Trenażer 49
Czwartek, 27 stycznia 2022 Kategoria Zima 2022, Zima, Trenażer
Km: | 0.00 | Km teren: | 0.00 | Czas: | 01:40 | km/h: | 0.00 |
Pr. maks.: | 0.00 | Temperatura: | 22.0°C | HRmax: | 164164 ( 84%) | HRavg | 141( 72%) |
Kalorie: | 1277kcal | Podjazdy: | m | Sprzęt: Triban 5 | Aktywność: Jazda na rowerze |
Po ostatnich treningach w wysokich strefach postanowiłem nieco wzmocnić podstawę tych treningów czyli popracować w 4 strefie mocy odpowiadającej za moc progową. Jako rozgrzewkę zastosowałem schody od 150 do 300 W w przedziale 10 minut , to wystarczyło aby poczuć pot na twarzy i dobrze rozkręcić nogi. Sam trening był bardzo wymagający psychicznie, na każde 4 minuty wysiłku przypadały ledwie 2 minuty odpoczynku, pierwsze powtórzenia poszły nieźle ale później było już gorzej i dwa ostatnie sprawiły już wiele problemów ale nie poddałem się i do końca wytrzymałem. Taki trening jest bardzo wymagający, przy małej ilości czasu na odpoczynek zmęczenie narasta w szybkim tempie i nawet względnie niska moc potrafi całkowicie ubić nogi. Po takiej serii 10 minut w 2 strefie było bardzo wymagające i dopiero po całkowitej redukcji obciążenia poczułem ulgę. Na gorsze samopoczucie wpłynęło wiele rzeczy ale najważniejsze, że 100 % założeń treningowych udało się zrealizować.
Trenażer 48
Środa, 26 stycznia 2022 Kategoria Zima 2022, Zima, Trenażer
Km: | 0.00 | Km teren: | 0.00 | Czas: | 01:30 | km/h: | 0.00 |
Pr. maks.: | 0.00 | Temperatura: | 21.0°C | HRmax: | HRavg | ||
Kalorie: | 985kcal | Podjazdy: | m | Sprzęt: Triban 5 | Aktywność: Jazda na rowerze |
Tradycyjny trening tlenowy ze zmienną kadencją. Znowu zrezygnowałem z trybu ERG i pracowałem nad utrzymaniem założonej mocy i kadencji, ze zmianami co 5 minut.
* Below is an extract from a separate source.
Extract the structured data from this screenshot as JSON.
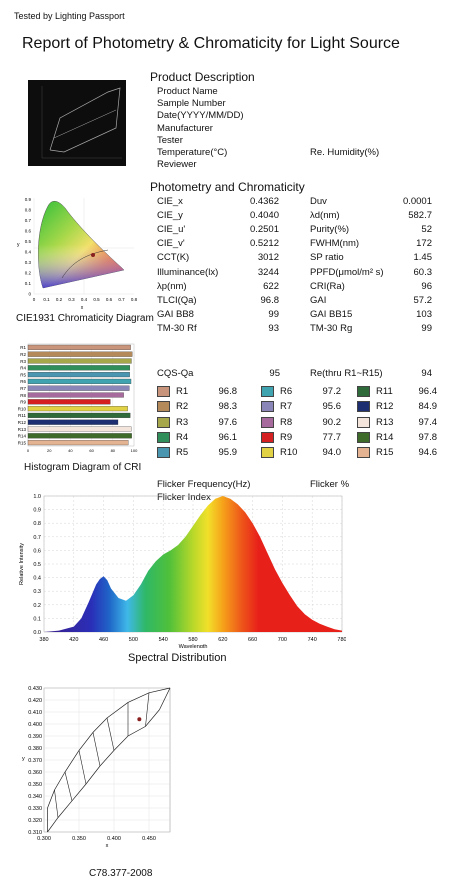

Z biegiem czasu wyglądało to coraz lepiej ale wciąż jest co udoskonalać. Kolejny trening odhaczony, na razie nie ma możliwości trenować na zewnątrz więc muszę się cieszyć z tego co jest. Noga na treningu całkiem dobra mimo dużego zmęczenia organizmu już przed sesją na trenażerze.
Trenażer 47
Wtorek, 25 stycznia 2022 Kategoria Zima 2022, Zima, Trenażer
Km: | 0.00 | Km teren: | 0.00 | Czas: | 00:32 | km/h: | 0.00 |
Pr. maks.: | 0.00 | Temperatura: | 22.0°C | HRmax: | HRavg | ||
Kalorie: | 213kcal | Podjazdy: | m | Sprzęt: Triban 5 | Aktywność: Jazda na rowerze |
Po ćwiczeniach siłowych i ogólnorozwojowych postanowiłem nieco rozkręcić nogę na niskiej mocy. W takich sytuacjach zazwyczaj pracuję nad techniką pedałowania i dokładam różne ćwiczenia. Piramidy kadencji jak dotąd mi nie wychodziły i była okazja aby popracować nad tym. Opłaciło się bo nie miałem problemów ze zmianami rytmu ale jakoś niekomfortowo się czułem na niskich obrotach więc wciąż mam nad czym pracować.
Siłownia 26
Wtorek, 25 stycznia 2022 Kategoria Zima 2022, Zima
Km: | 0.00 | Km teren: | 0.00 | Czas: | 01:00 | km/h: | 0.00 |
Pr. maks.: | 0.00 | Temperatura: | 22.0°C | HRmax: | 117117 ( 60%) | HRavg | 79( 40%) |
Kalorie: | 111kcal | Podjazdy: | m | Sprzęt: Triban 5 | Aktywność: Jazda na rowerze |
Organizm zaczął dawać sygnały, że potrzeba mu odpoczynku więc postanowiłem pójść za jego głosem i dać sobie kilka dni luzu. Nie zrezygnowałem jednak z ćwiczeń siłowych i ogólnorozwojowych i podczas jednej sesji treningowej pracowałem aż nad trzema partiami mięśni a zwykle ograniczałem się do jednej. Czas bardzo szybko zleciał ale nie zrezygnowałem z tradycyjnego rozciągania i dołożyłem jeszcze rolowanie.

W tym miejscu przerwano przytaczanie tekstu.